The study examined 40 males with autism over a period of 18 weeks. Of this group, 26 consumed the broccoli extract, called sulforaphane, and subsequently showed significant reduction in hallmark symptoms of the autism disorder spectrum.

Talalay and his research team cited the group of 26 as having "'much improved' or 'very much improved' social interaction, hyperactivity, repetitive behaviors and verbal communication, and more than half exhibited less aberrant behavior" within four to 18 weeks of ongoing treatment. Additionally, the study found that the positive effects of the sulforaphane diminished after four weeks when the subjects stopped ingesting it. In contrast, the 14 subjects treated with a placebo did not experience any improvement in behavioral symptoms.

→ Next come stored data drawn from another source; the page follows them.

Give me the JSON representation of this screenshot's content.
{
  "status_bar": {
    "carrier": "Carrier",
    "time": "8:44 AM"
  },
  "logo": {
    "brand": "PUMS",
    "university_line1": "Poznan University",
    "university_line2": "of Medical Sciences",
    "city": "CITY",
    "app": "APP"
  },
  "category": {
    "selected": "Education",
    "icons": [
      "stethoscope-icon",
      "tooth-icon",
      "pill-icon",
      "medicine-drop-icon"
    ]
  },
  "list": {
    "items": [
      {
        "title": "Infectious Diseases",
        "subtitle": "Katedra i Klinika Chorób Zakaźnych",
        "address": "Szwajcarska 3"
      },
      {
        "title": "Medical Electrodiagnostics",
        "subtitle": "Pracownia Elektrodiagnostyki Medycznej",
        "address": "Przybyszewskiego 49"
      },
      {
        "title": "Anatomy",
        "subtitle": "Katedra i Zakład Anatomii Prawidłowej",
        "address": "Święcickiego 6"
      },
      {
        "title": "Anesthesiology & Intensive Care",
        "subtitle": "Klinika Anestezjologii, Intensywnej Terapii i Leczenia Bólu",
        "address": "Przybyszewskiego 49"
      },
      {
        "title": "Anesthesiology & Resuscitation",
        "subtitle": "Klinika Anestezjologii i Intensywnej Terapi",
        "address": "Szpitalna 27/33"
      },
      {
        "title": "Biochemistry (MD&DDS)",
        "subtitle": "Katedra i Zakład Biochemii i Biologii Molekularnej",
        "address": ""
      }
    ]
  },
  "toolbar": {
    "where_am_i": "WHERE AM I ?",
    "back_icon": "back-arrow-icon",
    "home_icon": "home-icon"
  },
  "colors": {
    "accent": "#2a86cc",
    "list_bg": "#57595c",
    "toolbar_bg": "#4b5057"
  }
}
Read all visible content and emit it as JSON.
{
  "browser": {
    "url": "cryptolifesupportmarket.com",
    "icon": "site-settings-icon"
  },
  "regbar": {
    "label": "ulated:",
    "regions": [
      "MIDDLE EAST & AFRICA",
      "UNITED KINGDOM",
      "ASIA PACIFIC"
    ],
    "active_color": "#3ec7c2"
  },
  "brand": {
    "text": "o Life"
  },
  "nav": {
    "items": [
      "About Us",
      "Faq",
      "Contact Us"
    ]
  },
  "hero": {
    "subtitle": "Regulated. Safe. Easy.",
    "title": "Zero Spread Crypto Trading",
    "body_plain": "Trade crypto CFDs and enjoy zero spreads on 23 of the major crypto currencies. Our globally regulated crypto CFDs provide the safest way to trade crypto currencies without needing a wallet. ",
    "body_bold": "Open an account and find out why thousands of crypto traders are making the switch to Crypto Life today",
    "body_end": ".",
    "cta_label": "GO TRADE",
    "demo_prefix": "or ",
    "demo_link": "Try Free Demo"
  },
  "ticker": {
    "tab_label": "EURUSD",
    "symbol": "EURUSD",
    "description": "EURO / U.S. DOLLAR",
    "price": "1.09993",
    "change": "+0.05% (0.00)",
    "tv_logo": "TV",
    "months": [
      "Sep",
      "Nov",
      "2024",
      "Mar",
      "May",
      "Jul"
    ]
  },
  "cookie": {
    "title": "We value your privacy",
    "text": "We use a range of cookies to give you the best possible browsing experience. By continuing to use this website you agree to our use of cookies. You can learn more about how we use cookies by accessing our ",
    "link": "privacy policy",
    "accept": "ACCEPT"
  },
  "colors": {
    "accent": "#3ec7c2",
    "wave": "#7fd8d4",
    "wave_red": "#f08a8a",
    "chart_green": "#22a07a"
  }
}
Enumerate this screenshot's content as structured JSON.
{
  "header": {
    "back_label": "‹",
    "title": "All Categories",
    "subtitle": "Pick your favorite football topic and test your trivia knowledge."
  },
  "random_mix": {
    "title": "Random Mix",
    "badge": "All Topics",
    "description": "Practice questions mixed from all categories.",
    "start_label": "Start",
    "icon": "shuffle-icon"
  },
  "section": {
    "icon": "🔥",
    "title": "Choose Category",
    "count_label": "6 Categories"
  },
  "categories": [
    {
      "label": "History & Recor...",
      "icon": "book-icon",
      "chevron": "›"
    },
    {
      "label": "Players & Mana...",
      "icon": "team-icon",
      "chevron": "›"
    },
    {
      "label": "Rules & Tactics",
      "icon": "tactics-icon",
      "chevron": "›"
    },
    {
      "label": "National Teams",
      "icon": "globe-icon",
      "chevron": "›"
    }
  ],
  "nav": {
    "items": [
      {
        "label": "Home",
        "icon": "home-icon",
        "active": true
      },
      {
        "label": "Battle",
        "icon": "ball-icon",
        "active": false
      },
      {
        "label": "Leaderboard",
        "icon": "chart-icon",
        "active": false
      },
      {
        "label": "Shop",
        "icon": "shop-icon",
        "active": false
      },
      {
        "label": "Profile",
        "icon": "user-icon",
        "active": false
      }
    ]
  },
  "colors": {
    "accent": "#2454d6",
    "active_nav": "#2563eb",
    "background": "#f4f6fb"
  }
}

Dr. Crystal Agi of the ABC News Medical Unit recommends that caregivers of those with autism consult their physician before treating symptoms with sulforaphane, though Talalay confirms that the chemical is regarded as safe, as it is derived from nature.

While Talalay indicates that eating more broccoli may not be the answer to treating symptoms of autism, as it's difficult to gauge the sulforaphane content of broccoli and the other cruciferous vegetables that contain the chemical compound, he does suggest that this finding provides new avenues of discovery in the realm of autism symptom management.